Sparse Autoencoder¤
A sparse autoencoder for mechanistic interpretability research.
pip install sparse_autoencoder
Quick Start¤
Check out the demo notebook for a guide to using this library.
We also highly recommend skimming the reference docs to see all the features that are available.
Features¤
This library contains:
- A sparse autoencoder model, along with all the underlying PyTorch components you need to
customise and/or build your own:
- Encoder, constrained unit norm decoder and tied bias PyTorch modules in sparse_autoencoder.autoencoder.
- Adam module with helper method to reset state in sparse_autoencoder.optimizer.
- Activations data generator using TransformerLens, with the underlying steps in case you
want to customise the approach:
- Activation store options (in-memory or on disk) in sparse_autoencoder.activation_store.
- Hook to get the activations from TransformerLens in an efficient way in sparse_autoencoder.source_model.
- Source dataset (i.e. prompts to generate these activations) utils in sparse_autoencoder.source_data, that stream data from HuggingFace and pre-process (tokenize & shuffle).
- Activation resampler to help reduce the number of dead neurons.
- Metrics that log at various stages of training (loss, train metrics and validation metrics) , based on torchmetrics.

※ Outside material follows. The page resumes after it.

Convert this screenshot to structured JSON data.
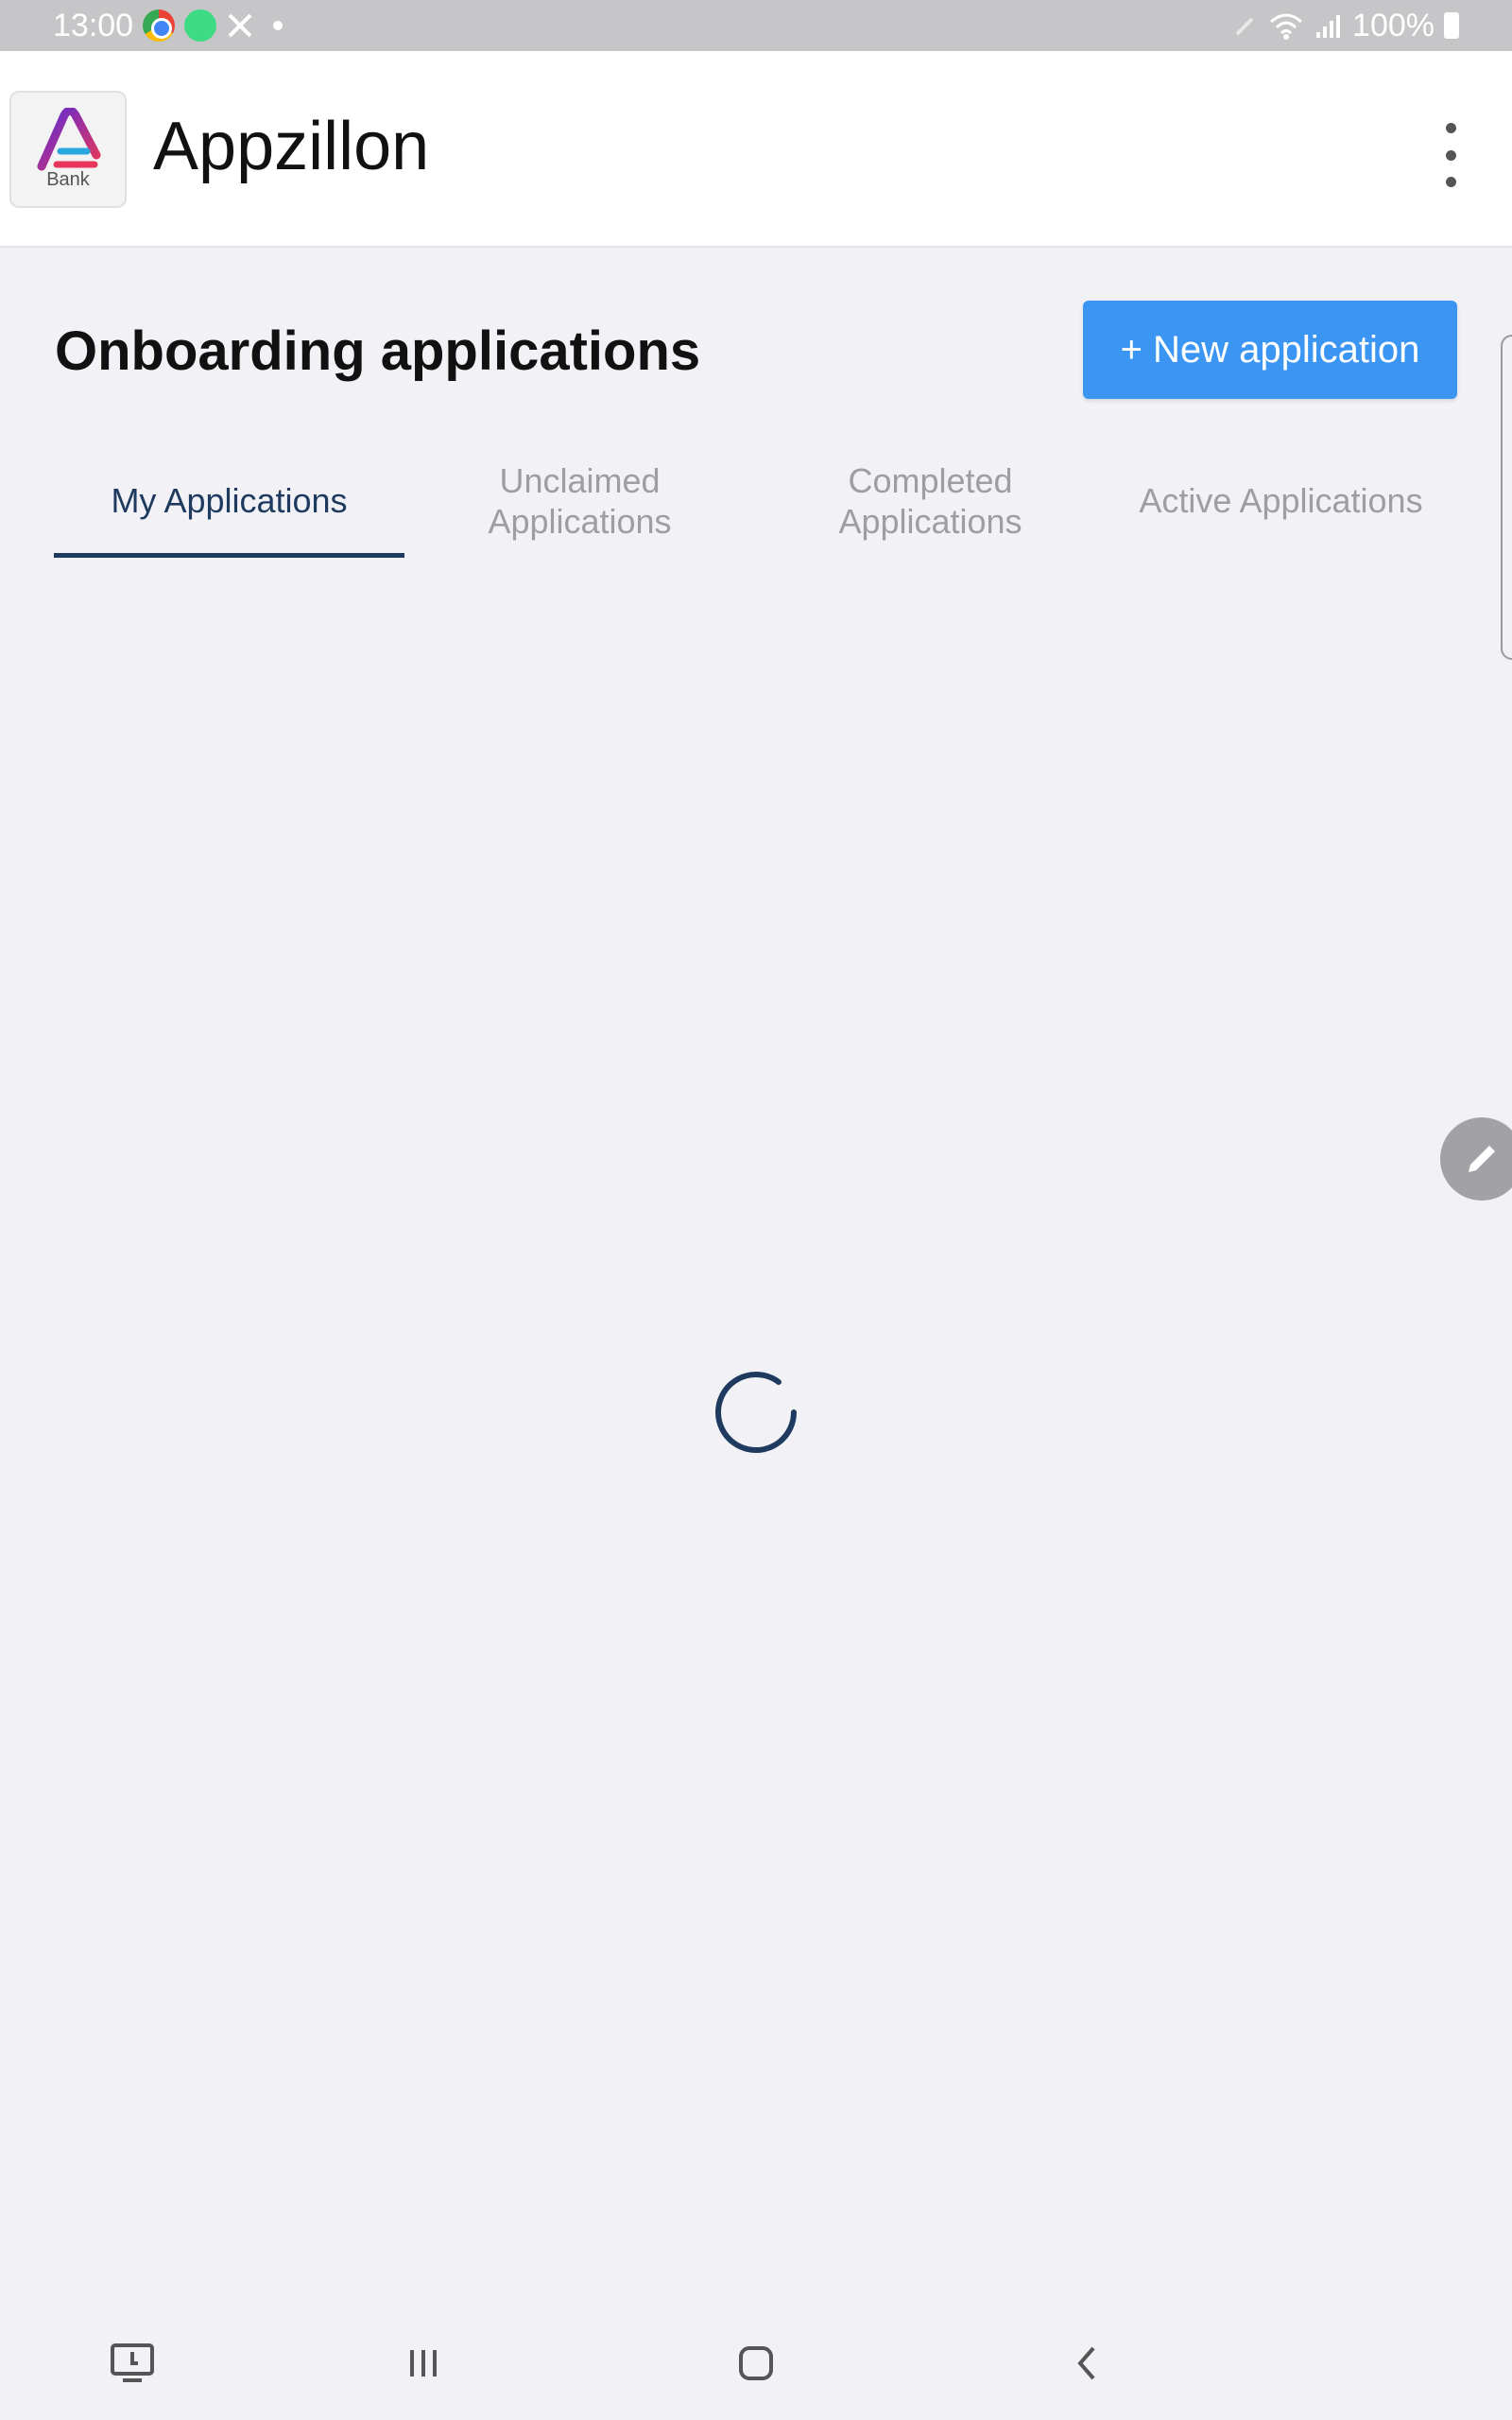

- Training pipeline that combines everything together, allowing you to run hyperparameter sweeps and view progress on wandb.
Designed for Research¤
The library is designed to be modular. By default it takes the approach from Towards Monosemanticity: Decomposing Language Models With Dictionary Learning , so you can pip install the library and get started quickly. Then when you need to customise something, you can just extend the abstract class for that component (every component is documented so that it's easy to do this).